NEW YORK (AFX) - Après une semaine de records, les cours du
baril de pétrole se repliaient nettement à l'ouverture lundi à New York sur des
prises de bénéfices intervenant après un raffermissement du dollar, monnaie dans
laquelle est vendu le brut.
Vers 13H05 GMT, sur le New York Mercantile Exchange (Nymex), le baril de
"light sweet crude" pour livraison en juin s'échangeait 124,69 dollars, en
baisse de 1,27 dollar par rapport à son niveau de clôture vendredi.

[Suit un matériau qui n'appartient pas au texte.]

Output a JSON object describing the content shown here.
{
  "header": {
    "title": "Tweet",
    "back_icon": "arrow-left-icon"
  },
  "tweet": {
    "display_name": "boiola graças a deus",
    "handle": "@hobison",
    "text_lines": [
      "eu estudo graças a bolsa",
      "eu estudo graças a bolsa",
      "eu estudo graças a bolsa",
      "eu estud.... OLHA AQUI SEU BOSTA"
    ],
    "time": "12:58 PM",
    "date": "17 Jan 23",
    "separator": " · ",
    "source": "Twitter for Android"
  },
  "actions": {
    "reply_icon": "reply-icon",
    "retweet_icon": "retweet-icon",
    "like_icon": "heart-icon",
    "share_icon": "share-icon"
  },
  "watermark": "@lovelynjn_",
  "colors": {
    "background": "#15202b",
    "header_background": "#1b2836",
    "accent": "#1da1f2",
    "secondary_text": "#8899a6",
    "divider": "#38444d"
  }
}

"Le marché est en train de céder tous ses gains de vendredi en raison du
redressement du billet vert", expliquait Eric Wittenauer, analyste à la maison
de courtage Wachovia Securities.
Le dollar est redescendu sous les 1,55 dollar pour un euro lundi, réduisant
quelque peu le pouvoir d'achat des investisseurs hors zone billet vert, qui
profitent souvent de son effritement pour se ruer vers les matières premières
afin de se protéger contre l'inflation.
Mais pour l'analyste, "ces prises de bénéfices" n'augurent pas d'un
mouvement général de repli des cours.
"Depuis mi-avril, chaque retrait des cours a été suivi d'un fort mouvement
de hausse. La question maintenant est de savoir jusqu'où vont pouvoir remonter
les prix quand les investisseurs vont de nouveau se mettre à acheter",
avançait-il.
Depuis le 1er mai, le prix du baril de brut a gagné près de 15 dollars. En
cinq séances la semaine dernière, il a franchi sans coup férir les barres
symboliques des 120, 121 ...jusqu à 126 dollars sur un rythme de un record par
jour en moyenne.
Cette course effrénée a poussé analystes et observateurs à relever leurs
estimations annuelles, avançant désormais que le pétrole pourrait valoir 150
dollars le baril d'ici l'automne.
Des achats spéculatifs et des craintes de baisse des stocks mondiaux de
gazole et fioul de chauffage, en raison des perturbations de production au
Nigeria, ont nourri cette escalade.
La compagnie pétrolière Shell a par exemple annoncé samedi qu'elle perdait
chaque jour au Nigeria l'équivalent d'environ 30.000 barils de brut en raison
des dernières attaques contre ses installations dans la région pétrolière du
delta du Niger.
Dans ce contexte, l'Organisation des pays exportateurs de pétrole (Opep) "a
commencé à tester le marché avec des +sources+ mentionnant la possibilité d'une
réunion anticipée", a rapporté Olivier Jakob, stratège au cabinet Petromatrix.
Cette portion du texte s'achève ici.